The Supreme Court upheld the knowledge requirement for proving inducement under § 271(b) and held that “deliberate indifference to a known risk that a patent exists” is not sufficient to meet the knowledge requirement. In its 8-1 decision, the Court affirmed the decision based on the theory of “willful blindness.”
The Court, with assistance from amici, took the concept of willful blindness from the criminal law context. The doctrine of “willful blindness” includes two requirements:
(1) the defendant must subjectively believe that there is a high probability that a fact exists and (2) the defendant must take deliberate actions to avoid learning of that fact.

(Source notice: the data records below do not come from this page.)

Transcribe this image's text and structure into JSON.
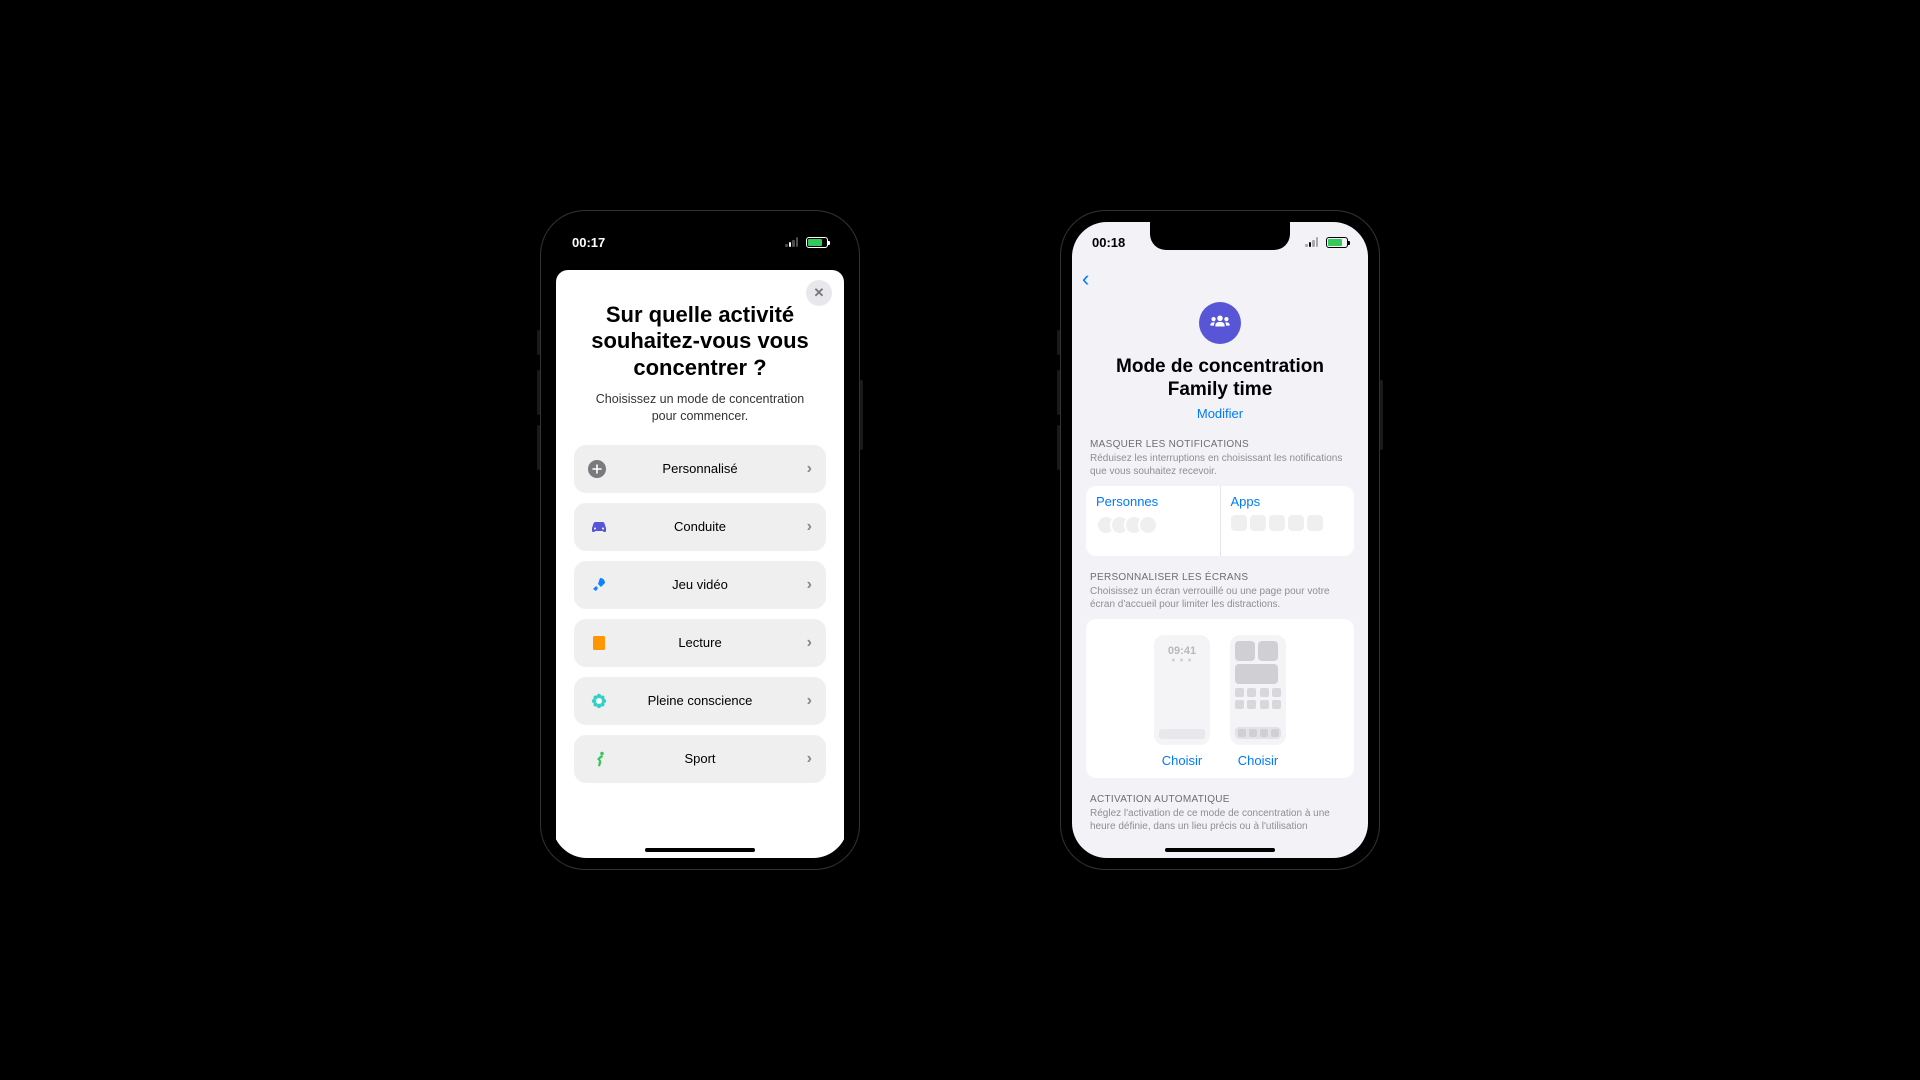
{
  "phone1": {
    "status_time": "00:17",
    "sheet_title": "Sur quelle activité souhaitez-vous vous concentrer ?",
    "sheet_subtitle": "Choisissez un mode de concentration pour commencer.",
    "options": [
      {
        "id": "custom",
        "label": "Personnalisé",
        "icon": "plus",
        "color": "#7a7a7e",
        "shape": "circle"
      },
      {
        "id": "driving",
        "label": "Conduite",
        "icon": "car",
        "color": "#5856d6"
      },
      {
        "id": "gaming",
        "label": "Jeu vidéo",
        "icon": "rocket",
        "color": "#0a84ff"
      },
      {
        "id": "reading",
        "label": "Lecture",
        "icon": "book",
        "color": "#ff9500"
      },
      {
        "id": "mindfulness",
        "label": "Pleine conscience",
        "icon": "flower",
        "color": "#30d0c6"
      },
      {
        "id": "fitness",
        "label": "Sport",
        "icon": "runner",
        "color": "#34c759"
      }
    ]
  },
  "phone2": {
    "status_time": "00:18",
    "title_line1": "Mode de concentration",
    "title_line2": "Family time",
    "modify_label": "Modifier",
    "section_notif_header": "MASQUER LES NOTIFICATIONS",
    "section_notif_desc": "Réduisez les interruptions en choisissant les notifications que vous souhaitez recevoir.",
    "people_label": "Personnes",
    "apps_label": "Apps",
    "section_screens_header": "PERSONNALISER LES ÉCRANS",
    "section_screens_desc": "Choisissez un écran verrouillé ou une page pour votre écran d'accueil pour limiter les distractions.",
    "lock_preview_time": "09:41",
    "choose_label": "Choisir",
    "section_auto_header": "ACTIVATION AUTOMATIQUE",
    "section_auto_desc": "Réglez l'activation de ce mode de concentration à une heure définie, dans un lieu précis ou à l'utilisation"
  }
}
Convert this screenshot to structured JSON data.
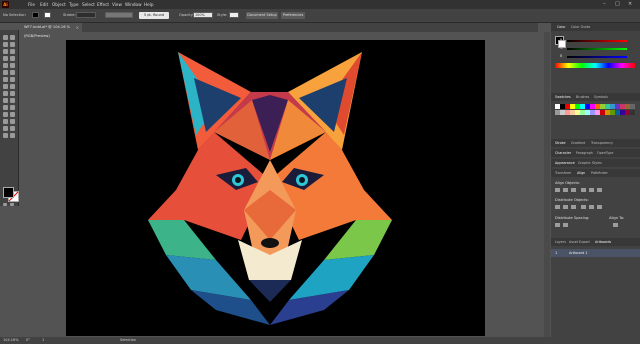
{
  "app": {
    "logo_text": "Ai"
  },
  "menu": [
    "File",
    "Edit",
    "Object",
    "Type",
    "Select",
    "Effect",
    "View",
    "Window",
    "Help"
  ],
  "controlbar": {
    "selection_label": "No Selection",
    "stroke_label": "Stroke:",
    "brush_label": "5 pt. Round",
    "opacity_label": "Opacity:",
    "opacity_value": "100%",
    "style_label": "Style:",
    "doc_setup_label": "Document Setup",
    "preferences_label": "Preferences"
  },
  "document_tab": {
    "title": "WF7.indd.ai* @ 104.16 % (RGB/Preview)"
  },
  "statusbar": {
    "zoom": "104.16%",
    "rotation": "0°",
    "page": "1",
    "tool": "Selection"
  },
  "colors": {
    "accent": "#ff9a00",
    "canvas_bg": "#000000",
    "ui_dark": "#424242"
  },
  "right_panel": {
    "color_tabs": [
      "Color",
      "Color Guide"
    ],
    "color_channels": [
      "R",
      "G",
      "B"
    ],
    "swatch_tabs": [
      "Swatches",
      "Brushes",
      "Symbols"
    ],
    "stroke_tabs": [
      "Stroke",
      "Gradient",
      "Transparency"
    ],
    "char_tabs": [
      "Character",
      "Paragraph",
      "OpenType"
    ],
    "appearance_tabs": [
      "Appearance",
      "Graphic Styles"
    ],
    "transform_tabs": [
      "Transform",
      "Align",
      "Pathfinder"
    ],
    "align_objects": "Align Objects:",
    "distribute_objects": "Distribute Objects:",
    "distribute_spacing": "Distribute Spacing:",
    "align_to": "Align To:",
    "layer_tabs": [
      "Layers",
      "Asset Export",
      "Artboards"
    ],
    "layer_item": "Artboard 1",
    "layer_number": "1"
  }
}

Willful blindness is a higher standard than recklessness or negligence. It is more than than knowledge of a substantial risk; it requires active efforts to avoid knowledge of the potentially infringing nature of the defendant’s activities.
Justice Kennedy, in dissent, argued that the Court should not expand § 271(b) to permit liability for willful blindness, but should require that actual knowledge of the patent by the infringer.